4. Do you enjoy inside games or cozy hobbies? If so, what are they?
• We love to play board games together and often will spend a few hours doing that on a lazy Sunday.
• Movies, music, crossword puzzles, cooking.
• Jigsaw puzzles saved me from cabin madness in ’78.
• Games like Pictionary and Taboo.
• Lots of indoor activities: Movies, reading, community theatre (AFD), music get-togethers, etc.
• We sing together; play Scrabble, Boggle, Apples-to-Apples; go contra-dancing; build fires in the fireplace, mull cider, and cook lots.
• I like to read, listen to music, sew, knit, cook and have company.
5. Do you contemplate retirement in warmer climes? If so, where and why?

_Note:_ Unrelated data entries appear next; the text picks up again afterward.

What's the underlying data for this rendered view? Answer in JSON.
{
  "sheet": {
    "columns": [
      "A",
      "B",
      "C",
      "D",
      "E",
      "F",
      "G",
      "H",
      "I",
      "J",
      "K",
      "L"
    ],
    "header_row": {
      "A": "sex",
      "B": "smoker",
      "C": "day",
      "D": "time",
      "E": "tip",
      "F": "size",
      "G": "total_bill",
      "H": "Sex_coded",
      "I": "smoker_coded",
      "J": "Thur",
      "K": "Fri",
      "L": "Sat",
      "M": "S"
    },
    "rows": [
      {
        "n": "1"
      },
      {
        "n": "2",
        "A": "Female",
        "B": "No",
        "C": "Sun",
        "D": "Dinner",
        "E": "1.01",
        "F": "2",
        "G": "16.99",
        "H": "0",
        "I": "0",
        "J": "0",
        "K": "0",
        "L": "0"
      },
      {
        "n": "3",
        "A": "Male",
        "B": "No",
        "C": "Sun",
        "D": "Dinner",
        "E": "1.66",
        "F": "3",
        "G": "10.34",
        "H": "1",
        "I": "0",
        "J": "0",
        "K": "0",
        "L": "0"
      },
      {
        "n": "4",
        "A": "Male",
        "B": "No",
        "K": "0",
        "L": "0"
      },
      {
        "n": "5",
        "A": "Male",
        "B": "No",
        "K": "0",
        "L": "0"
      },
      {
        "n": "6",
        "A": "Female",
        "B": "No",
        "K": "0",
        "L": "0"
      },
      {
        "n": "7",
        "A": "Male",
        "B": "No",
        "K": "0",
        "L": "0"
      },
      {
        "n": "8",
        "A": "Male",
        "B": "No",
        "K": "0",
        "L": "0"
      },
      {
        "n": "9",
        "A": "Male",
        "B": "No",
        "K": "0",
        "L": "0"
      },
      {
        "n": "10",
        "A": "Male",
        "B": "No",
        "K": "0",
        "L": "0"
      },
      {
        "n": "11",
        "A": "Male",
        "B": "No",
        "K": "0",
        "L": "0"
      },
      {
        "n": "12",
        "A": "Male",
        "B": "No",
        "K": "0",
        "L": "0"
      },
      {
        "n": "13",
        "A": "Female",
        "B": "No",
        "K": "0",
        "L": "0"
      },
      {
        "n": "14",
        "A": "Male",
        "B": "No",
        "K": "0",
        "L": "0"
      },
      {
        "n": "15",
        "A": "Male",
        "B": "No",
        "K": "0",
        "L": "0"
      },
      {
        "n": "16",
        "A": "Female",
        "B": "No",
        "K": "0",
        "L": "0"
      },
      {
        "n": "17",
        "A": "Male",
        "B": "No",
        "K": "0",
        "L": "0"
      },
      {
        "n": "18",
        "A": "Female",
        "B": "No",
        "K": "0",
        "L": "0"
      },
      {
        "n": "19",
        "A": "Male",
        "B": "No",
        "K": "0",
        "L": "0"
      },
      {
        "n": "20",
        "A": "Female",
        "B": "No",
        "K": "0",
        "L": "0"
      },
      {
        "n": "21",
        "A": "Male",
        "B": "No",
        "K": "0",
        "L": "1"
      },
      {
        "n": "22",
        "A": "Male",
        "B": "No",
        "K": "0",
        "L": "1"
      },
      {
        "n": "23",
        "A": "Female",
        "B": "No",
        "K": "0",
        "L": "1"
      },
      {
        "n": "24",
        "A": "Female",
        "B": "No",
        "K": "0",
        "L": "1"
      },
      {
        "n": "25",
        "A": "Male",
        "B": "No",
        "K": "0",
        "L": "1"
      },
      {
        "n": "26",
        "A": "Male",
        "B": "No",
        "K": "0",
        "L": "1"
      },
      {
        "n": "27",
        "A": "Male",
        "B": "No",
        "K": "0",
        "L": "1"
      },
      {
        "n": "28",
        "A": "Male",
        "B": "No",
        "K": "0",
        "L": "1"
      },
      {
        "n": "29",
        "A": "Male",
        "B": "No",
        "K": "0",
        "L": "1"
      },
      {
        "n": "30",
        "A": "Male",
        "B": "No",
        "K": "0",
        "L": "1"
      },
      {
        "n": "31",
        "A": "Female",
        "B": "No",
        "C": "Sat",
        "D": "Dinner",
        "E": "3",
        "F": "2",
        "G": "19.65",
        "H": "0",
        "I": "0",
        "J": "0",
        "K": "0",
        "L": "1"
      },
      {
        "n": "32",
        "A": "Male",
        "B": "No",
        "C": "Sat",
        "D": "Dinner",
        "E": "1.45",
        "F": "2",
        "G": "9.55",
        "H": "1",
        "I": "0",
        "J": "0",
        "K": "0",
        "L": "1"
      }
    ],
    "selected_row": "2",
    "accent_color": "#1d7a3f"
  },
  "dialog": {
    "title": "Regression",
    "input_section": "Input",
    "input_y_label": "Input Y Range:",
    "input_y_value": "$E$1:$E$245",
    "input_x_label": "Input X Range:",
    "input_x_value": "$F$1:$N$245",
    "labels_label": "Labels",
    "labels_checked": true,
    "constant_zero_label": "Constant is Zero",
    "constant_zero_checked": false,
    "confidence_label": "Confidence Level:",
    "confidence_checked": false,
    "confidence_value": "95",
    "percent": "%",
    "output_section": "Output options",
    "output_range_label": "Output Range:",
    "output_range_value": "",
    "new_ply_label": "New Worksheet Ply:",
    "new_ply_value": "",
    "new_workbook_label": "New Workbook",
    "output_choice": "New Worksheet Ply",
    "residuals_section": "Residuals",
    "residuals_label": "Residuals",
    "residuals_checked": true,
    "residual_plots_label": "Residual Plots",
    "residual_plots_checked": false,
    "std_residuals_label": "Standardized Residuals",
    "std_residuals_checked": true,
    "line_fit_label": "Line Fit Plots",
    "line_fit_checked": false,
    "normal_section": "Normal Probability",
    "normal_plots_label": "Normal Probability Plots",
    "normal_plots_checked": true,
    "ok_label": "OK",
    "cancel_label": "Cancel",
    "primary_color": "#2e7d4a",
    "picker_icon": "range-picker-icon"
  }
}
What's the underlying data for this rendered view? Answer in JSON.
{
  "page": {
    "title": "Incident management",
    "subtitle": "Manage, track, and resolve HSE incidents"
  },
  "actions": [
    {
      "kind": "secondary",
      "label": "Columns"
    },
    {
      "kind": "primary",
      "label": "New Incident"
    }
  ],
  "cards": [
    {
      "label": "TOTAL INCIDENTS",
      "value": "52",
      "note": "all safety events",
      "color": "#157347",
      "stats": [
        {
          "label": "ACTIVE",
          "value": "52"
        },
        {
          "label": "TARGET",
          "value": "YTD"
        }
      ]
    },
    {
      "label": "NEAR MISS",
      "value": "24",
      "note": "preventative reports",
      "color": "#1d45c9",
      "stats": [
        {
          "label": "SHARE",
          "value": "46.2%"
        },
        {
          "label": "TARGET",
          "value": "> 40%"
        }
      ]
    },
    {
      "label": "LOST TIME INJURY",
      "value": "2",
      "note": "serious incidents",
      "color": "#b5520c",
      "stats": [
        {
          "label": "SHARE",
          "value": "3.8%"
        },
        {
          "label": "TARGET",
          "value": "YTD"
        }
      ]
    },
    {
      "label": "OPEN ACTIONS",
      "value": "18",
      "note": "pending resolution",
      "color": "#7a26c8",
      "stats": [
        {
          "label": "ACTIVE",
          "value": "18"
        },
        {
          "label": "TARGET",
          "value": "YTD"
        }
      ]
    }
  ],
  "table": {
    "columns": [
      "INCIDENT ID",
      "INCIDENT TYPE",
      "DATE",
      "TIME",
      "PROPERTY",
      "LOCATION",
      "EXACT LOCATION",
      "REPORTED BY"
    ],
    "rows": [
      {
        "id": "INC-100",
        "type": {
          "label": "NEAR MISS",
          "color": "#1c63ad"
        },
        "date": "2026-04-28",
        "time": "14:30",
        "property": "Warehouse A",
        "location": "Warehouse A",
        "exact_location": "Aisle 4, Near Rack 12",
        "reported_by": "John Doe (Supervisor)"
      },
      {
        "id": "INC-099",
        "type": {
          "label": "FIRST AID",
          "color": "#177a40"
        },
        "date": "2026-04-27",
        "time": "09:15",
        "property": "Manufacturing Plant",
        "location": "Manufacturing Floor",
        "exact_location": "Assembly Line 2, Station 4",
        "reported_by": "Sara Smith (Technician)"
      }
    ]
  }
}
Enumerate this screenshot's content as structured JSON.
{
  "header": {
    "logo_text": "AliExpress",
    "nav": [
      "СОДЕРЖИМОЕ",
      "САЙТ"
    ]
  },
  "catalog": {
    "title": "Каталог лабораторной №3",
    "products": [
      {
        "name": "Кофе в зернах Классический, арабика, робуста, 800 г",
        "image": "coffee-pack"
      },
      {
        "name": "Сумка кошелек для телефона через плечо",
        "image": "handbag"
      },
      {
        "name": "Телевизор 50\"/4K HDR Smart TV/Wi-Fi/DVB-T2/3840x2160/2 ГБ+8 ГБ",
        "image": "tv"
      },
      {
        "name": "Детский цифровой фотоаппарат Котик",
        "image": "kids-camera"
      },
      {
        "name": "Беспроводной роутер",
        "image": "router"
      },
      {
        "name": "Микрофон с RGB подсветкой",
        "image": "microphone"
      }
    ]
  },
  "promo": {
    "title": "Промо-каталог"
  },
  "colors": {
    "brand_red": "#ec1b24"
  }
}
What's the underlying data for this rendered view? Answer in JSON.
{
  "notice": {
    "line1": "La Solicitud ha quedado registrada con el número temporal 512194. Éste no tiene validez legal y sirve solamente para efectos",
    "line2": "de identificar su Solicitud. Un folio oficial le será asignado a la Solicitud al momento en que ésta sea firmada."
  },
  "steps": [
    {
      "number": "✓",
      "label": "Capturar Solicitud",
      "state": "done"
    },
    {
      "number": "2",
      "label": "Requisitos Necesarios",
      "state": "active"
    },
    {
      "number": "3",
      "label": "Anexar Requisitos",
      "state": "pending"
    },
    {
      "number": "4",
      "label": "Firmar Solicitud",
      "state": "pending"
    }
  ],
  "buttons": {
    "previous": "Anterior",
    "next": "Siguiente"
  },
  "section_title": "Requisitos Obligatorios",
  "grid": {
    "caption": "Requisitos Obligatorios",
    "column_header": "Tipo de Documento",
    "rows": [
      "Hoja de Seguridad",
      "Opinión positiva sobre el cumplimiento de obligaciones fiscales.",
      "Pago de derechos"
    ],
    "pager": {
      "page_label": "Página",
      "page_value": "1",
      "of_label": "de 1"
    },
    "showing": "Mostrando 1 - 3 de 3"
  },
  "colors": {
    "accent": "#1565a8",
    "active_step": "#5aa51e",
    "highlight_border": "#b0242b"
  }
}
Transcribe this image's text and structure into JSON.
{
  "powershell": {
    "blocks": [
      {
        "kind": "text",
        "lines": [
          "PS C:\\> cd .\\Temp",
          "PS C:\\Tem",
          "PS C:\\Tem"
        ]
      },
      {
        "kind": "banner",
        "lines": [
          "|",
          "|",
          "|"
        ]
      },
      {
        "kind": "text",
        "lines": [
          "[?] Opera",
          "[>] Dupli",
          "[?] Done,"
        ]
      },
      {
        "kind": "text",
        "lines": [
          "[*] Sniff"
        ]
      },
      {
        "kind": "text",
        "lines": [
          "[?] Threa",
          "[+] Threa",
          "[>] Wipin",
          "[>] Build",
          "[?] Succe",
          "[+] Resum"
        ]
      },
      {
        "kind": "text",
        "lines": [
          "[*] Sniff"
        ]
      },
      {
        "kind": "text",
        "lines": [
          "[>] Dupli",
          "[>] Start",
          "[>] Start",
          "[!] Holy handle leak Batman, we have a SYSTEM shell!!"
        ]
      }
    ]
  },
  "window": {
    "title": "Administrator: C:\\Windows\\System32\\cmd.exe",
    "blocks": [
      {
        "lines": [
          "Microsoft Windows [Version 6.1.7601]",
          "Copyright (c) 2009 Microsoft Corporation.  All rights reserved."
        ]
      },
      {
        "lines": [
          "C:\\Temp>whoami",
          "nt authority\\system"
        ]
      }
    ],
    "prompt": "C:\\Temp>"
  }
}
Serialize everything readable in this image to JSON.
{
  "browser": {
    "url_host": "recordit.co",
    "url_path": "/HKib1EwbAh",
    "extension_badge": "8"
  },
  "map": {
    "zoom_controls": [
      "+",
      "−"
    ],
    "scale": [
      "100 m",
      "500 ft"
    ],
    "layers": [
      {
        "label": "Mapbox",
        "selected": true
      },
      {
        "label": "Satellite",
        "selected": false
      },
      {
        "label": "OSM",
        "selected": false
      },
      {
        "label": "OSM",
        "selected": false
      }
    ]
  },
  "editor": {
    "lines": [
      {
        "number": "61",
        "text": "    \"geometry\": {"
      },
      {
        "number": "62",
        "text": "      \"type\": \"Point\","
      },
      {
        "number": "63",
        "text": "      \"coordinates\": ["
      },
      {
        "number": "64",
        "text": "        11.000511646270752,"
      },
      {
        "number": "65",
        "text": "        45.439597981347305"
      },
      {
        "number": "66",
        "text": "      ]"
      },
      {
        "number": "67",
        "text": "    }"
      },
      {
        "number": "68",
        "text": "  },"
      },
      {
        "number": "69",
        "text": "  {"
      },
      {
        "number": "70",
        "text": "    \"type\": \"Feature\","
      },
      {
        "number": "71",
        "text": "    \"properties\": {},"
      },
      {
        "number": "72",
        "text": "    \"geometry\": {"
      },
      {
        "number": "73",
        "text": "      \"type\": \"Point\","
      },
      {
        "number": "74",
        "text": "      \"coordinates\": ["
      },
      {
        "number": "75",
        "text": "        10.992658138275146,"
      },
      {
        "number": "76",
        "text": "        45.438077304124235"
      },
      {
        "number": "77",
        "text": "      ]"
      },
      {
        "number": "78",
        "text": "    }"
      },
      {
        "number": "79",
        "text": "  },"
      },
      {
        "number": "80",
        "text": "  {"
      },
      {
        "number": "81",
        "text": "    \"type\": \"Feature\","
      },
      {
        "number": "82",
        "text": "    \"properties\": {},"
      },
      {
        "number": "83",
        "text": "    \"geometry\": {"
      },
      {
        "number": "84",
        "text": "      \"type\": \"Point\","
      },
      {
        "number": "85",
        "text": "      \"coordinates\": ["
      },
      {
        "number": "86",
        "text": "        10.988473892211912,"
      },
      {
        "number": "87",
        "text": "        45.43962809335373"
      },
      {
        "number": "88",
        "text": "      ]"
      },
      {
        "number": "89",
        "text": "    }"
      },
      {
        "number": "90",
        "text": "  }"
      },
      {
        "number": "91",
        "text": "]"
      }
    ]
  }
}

• No, I think we will always live somewhere with the changing seasons.
• Constantly—Europe tops the list every time. Cote d’Azur, Riviera, Ibiza, Provence—anyplace near those beaches.
• Absolutely, perhaps Austin Texas. Better yet splitting the year between here and somewhere warmer.
• Never! Death first! We are die-hard new Englanders, with no taste for Southern heat, humidity, or age-based communities.
• Not warm, but warmer with no snow. We can’t really shovel anymore.
• I’m retired now. Our friends are here. We’re staying.
6. What could we all do to make winter in our neighborhood more pleasant for all?
• Everyone should get after the Selectmen, Town Manger, and DPW to demand that the practice of piling up the maximum possible amount of snow at corners be reversed. This anti-pedestrian policy was only implemented within the last four years or so.
• More aggressive clearing of sidewalks would help, both for safety and for encouraging people to get out to walk to the Center or whatever.
• Get outside and talk and laugh and help; then have a potluck lunch or dinner.
• Maybe a neighborhood game night?
• We could walk more often, drive less, wave at each other, and go caroling (or the equivalent) out of season. We could offer rides or library runs or errands to stores. We could hold igloo-building parties at the park.
• People should shovel their sidewalks, including and especially the mounds pushed up by driveway plowing.
• A hot cocoa stand at Robbins Hill Farm on sledding days.
• Organized outdoor activity such as snowman/castle competitions, or building a warming hut at the pond, with hot cocoa!
The Friends of Spy Pond flyer is in THIS issue! One extra day in February in this leap year and then the Lion leading to the Lamb. I can’t wait to see you all playing outside again in just a few more weeks, and then we can celebrate making it through another New England winter together.